If the endpoint is meant to act like a proxy, the safest mental model is: read inbound request, validate it, rebuild outbound request, return upstream response.
FAQ
Why does it work locally but fail only on Vercel?
Local development often runs through a different server implementation with looser behavior. Vercel executes in a production runtime where stream consumption, header validation, and HTTP semantics are enforced more strictly.
Can I pass the original request object directly to fetch()?
You should avoid that for proxy-style handlers. While parts of the Fetch API allow constructing a new request from an old one, framework request wrappers and already-consumed streams make this unreliable. Build a new fetch init object explicitly.
What is the safest way to proxy a request body?

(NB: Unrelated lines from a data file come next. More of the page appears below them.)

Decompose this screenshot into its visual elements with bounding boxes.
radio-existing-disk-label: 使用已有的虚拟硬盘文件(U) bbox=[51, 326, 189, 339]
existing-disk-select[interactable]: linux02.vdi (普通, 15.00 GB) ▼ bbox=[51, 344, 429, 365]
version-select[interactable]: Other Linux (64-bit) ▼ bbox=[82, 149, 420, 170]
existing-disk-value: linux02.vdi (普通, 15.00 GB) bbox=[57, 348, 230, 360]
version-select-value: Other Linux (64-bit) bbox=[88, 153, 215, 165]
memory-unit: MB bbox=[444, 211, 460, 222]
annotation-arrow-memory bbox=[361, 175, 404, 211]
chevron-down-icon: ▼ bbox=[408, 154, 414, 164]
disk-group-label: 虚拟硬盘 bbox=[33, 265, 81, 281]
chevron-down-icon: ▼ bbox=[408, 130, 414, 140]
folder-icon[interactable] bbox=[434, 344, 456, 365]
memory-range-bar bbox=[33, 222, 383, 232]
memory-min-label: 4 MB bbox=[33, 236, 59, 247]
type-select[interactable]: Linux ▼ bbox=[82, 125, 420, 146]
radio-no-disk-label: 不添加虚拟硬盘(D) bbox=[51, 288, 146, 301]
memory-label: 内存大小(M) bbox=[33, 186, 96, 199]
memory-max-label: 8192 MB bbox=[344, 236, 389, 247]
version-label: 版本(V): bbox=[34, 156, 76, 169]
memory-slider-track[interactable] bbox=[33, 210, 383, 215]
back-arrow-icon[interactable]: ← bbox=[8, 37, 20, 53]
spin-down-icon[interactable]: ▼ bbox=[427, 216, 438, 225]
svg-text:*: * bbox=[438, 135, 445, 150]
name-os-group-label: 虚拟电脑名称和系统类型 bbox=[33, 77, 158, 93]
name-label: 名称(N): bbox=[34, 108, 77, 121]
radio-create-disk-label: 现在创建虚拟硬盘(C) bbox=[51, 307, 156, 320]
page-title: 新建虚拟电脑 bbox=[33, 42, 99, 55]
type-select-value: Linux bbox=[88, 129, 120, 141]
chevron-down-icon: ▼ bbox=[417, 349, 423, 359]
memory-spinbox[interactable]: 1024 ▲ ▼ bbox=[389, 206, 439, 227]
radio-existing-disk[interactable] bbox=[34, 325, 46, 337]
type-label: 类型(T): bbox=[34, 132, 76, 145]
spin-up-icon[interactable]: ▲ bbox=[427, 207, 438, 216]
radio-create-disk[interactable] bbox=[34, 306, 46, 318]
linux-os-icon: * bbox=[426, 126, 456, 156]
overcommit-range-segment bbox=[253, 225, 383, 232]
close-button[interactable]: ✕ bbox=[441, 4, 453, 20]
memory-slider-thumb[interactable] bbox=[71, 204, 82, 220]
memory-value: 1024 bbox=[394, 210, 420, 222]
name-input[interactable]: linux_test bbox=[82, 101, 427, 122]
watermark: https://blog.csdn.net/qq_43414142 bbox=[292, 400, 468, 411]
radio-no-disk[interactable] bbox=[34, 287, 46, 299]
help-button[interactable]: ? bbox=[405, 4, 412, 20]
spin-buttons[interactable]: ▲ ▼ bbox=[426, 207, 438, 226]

Read the body once using await req.text(), await req.json(), or await req.arrayBuffer() depending on payload type, then send that exact serialized value in the outbound fetch() call with a matching content-type.
Bottom line: the fix for this GitHub issue is to stop forwarding the incoming request object blindly. Reconstruct the outgoing request with an explicit method, curated headers, and a body only when the method supports one. That makes behavior consistent across local development and Vercel deployment.